Sensitivity is a measure of the magnitude of input signal need for the amplifier to produce full output, at maximum volume. This tells us what signal sources the amplifier can handle, and produce full output if required. But it also tells us where the volume control is likely to be set is use and how quickly volume rises when it is turned up. This affects a user’s perception of power.

All Compact Disc players produce 2V output maximum, because that’s the standard set for it. Successors such as DVD and Blu-ray also produce 2V. Amplifiers purposed for these sources typically have an input sensitivity of 400mV on all line inputs, such as Tuner, CD, Aux, Tape (this does not include a Phono input if fitted). It’s just enough to cope with tuners and such like having 500mV output, but not so high as to limit the useful travel and therefore resolution of the volume control. However, sensitivity is rising to cope with legacy sources such as old tuners and cassette decks, that deliver 100mV-300mV, and especially external phono stages that may barely produce 100mV out. Naim amplifiers use a buffer input stage before the volume control and have an input sensitivity as high as 90mV.

With very high input sensitivity an amplifier will jump up to full volume very quickly as volume is turned up, giving a perception of being powerful, irrespective of true power output. For this reason, as well as broadening compatibility with sources, sensitivity is increasing in modern amplifiers.
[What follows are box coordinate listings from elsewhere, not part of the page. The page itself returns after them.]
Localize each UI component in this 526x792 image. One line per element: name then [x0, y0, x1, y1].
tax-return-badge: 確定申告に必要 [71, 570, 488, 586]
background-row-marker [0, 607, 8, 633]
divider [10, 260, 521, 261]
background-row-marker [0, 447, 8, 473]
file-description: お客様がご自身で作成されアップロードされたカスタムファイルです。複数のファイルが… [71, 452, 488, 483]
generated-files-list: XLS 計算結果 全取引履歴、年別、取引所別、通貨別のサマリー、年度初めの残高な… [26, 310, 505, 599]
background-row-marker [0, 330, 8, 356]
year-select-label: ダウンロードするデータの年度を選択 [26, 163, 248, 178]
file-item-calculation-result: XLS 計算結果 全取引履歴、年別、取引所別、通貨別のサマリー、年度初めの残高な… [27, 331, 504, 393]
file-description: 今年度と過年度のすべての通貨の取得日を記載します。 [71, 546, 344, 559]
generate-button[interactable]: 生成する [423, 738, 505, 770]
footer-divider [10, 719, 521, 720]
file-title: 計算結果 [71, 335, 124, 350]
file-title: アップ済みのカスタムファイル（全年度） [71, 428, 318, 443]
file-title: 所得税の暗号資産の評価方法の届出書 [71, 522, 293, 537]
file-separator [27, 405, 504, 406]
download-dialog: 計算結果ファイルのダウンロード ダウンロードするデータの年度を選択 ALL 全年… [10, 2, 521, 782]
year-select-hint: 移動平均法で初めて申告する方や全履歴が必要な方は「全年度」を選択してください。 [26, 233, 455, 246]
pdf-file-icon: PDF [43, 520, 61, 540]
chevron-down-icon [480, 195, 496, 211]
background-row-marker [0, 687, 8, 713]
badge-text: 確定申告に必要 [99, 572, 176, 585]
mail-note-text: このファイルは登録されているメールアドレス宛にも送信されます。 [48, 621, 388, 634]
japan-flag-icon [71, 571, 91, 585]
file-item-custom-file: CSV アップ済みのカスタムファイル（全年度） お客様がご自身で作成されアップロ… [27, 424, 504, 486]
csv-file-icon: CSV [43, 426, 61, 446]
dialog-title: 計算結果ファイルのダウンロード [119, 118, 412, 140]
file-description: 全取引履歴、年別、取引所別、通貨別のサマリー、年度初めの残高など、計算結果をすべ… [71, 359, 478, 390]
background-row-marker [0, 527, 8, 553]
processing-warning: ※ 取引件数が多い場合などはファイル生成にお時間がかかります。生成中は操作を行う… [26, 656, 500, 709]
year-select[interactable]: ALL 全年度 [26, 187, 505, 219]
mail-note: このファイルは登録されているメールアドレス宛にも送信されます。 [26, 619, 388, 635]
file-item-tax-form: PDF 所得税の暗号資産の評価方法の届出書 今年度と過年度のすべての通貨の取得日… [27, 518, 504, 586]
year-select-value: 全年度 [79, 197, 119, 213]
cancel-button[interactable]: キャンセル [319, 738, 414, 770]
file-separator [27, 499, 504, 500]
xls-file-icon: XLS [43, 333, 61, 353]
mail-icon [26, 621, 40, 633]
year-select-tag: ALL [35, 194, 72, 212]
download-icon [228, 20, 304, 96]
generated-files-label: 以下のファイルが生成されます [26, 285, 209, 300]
Having surplus gain in an amplifier increases complexity though, as well as limiting volume control resolution and in theory at least isn’t a good idea if only silver disc players are used. Adjustable input sensitivity (gain trim) is provided on some amplifiers (e.g. Arcam) so volume doesn’t have to be readjusted when switching from high output to low output sources.

An amplifier with high input sensitivity will also deliver a worse noise figure under measurement, because output noise is in most amplifiers determined by noise from the first stage, multiplied up by subsequent gain. When gain is turned down however, this noise falls accordingly and it isn’t in practice audible.

A broadly useful input sensitivity is 200mV. It will cope with most sources. A lower value of 400mV suits silver disc players and modern tuners that typically give 1V output. It is too low for many external phono stages however. An input sensitivity of 90mV such as that of Naim amplifiers is very high, meaning volume will have to be kept low from CD.

It’s possible to reduce input sensitivity using Rothwell in-line attenuators. There is no way to simply increase sensitivity though, if a source is too quiet.


Phono input sensitivity is much higher than line sensitivity, typically 3mV (at 1kHz) for Moving Magnet cartridges and ten times more (0.3mV) for Moving Coil cartridges. A volume control does not precede this input and it overloads at low levels, so no other sources should be plugged in here. Also, it is equalised by an RIAA network  (bass boost / treble cut) so cannot be used with very low output sources either.



A 1kHz sine wave is fed to a line input. The input level, in millivolts (mV), needed to deliver maximum output at full volume is measured and is the input sensitivity.

The same procedure is used with phono stages, only though a screened input network with a direct connection across the input terminals to read p.d., important with low input impedance phono stages that can load the signal generator.